Flushing the TLB after clearing the Accessed bit forces subsequent accesses
to consult the updated page table and eliminates this problem. Functions such as ptep_clear_flush_young() and
pmdp_clear_flush_young() provide this behavior. However, TLB flushes come
at a performance cost.
Why DAMON Does Not Flush TLB
DAMON intentionally avoids TLB flushes to keep monitoring overhead low. The decision was made after measuring the performance impact of adding TLB flushes to the sampling path. The measurement showed the overhead is significant enough to matter for production use 1.
Production workloads typically have working sets that exceed the effective TLB reach, causing natural TLB eviction through normal memory access patterns. TLB entries that would otherwise avoid page-table walks are evicted by the workload’s own memory activity before the next sampling interval. The accuracy impact is therefore negligible in production.

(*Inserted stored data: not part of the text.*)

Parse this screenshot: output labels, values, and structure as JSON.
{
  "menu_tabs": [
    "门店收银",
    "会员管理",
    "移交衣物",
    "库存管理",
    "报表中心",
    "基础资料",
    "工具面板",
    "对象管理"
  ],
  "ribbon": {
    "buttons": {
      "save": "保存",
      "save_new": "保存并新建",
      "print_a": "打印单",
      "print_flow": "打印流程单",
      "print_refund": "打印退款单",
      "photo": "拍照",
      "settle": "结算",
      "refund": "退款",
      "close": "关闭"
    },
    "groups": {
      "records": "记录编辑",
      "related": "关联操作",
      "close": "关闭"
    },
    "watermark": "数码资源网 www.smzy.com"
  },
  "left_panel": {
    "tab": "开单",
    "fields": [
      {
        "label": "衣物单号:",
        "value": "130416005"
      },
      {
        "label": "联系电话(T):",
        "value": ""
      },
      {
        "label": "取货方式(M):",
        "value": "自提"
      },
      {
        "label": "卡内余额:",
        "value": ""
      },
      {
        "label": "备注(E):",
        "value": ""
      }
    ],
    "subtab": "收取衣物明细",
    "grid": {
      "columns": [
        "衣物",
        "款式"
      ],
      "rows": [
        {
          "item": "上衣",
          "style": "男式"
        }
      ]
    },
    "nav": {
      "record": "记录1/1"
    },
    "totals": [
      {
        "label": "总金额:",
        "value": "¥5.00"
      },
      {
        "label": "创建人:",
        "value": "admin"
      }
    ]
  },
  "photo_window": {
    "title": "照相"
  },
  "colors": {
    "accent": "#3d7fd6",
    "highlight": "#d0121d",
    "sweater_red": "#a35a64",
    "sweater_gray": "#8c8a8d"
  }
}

The following table summarizes the trade-off:
| Without TLB Flush (current) | With TLB Flush | |
|---|---|---|
| Monitoring Overhead | Low | Higher (flush cost) |
| Accuracy (prod) | Good | Good |
| Accuracy (test) | May degrade | Good |
Impact on Testing and Small Workloads
The lack of TLB flush becomes problematic when the working set is small enough to fit entirely within the TLB reach. This is common in test environments and synthetic benchmarks. In such cases, existing TLB entries remain valid across sampling intervals, allowing accesses to proceed without page-table walks. DAMON may therefore miss real accesses, making monitoring results incorrect.
For example, on a Kunpeng 920 (L2 unified TLB: 2048 entries; 2MB THP reach: 4GB), a 16MB THP workload occupies only 8 PMD entries — well within the L2 TLB capacity. After DAMON clears the Accessed bit, all subsequent accesses hit the TLB without triggering a page-table walk. The Accessed bit is not set again, and DAMON reports zero accesses despite the workload touching every page 2.
A 512MB 4KB workload (131K PTEs) or a 16GB THP workload (8192 PMDs), in contrast, far exceeds the L2 TLB capacity and triggers enough TLB eviction for the hardware to set the Accessed bit normally. DAMON monitoring results are correct in these cases.
DAMON’s WSS (Working Set Size) estimation may therefore report active regions as inactive, producing up to 100% error, and DAMOS schemes may never trigger correctly.
This issue was observed in DAMON selftests and was addressed by increasing the test working set size to simulate production-like conditions, rather than changing DAMON’s TLB flush behavior 3. The selftest working set size was increased up to 160 MiB for this reason.
Recommendations
For Users
If you observe unexpected nr_accesses values or inaccurate working
set size estimates, the cause is likely accesses being served by existing TLB entries without
triggering a page-table walk. This happens when the working set fits
within the TLB reach, which is uncommon for production workloads but can
occur with small workloads. See the For Testers section below for
how to verify this.
For Testers and Developers
When writing DAMON tests, ensure the test workload’s working set is large enough to trigger natural TLB eviction on the target test machine. The exact size depends on the CPU’s TLB configuration. The DAMON selftest for WSS estimation uses working sets of up to 160 MiB, after smaller working-set sizes were found unreliable on systems with large TLB buffers 3.
For out-of-tree tests, gradually increase the working set size until DAMON reports stable and accurate results, then use that size as the baseline for subsequent tests on the same hardware.
If DAMON reports unexpectedly low nr_accesses or no accesses despite an
actively running workload, the workload may fit within the effective TLB
reach — gradually increasing the working set size will confirm this.
The existing DAMON selftests follow this approach 3.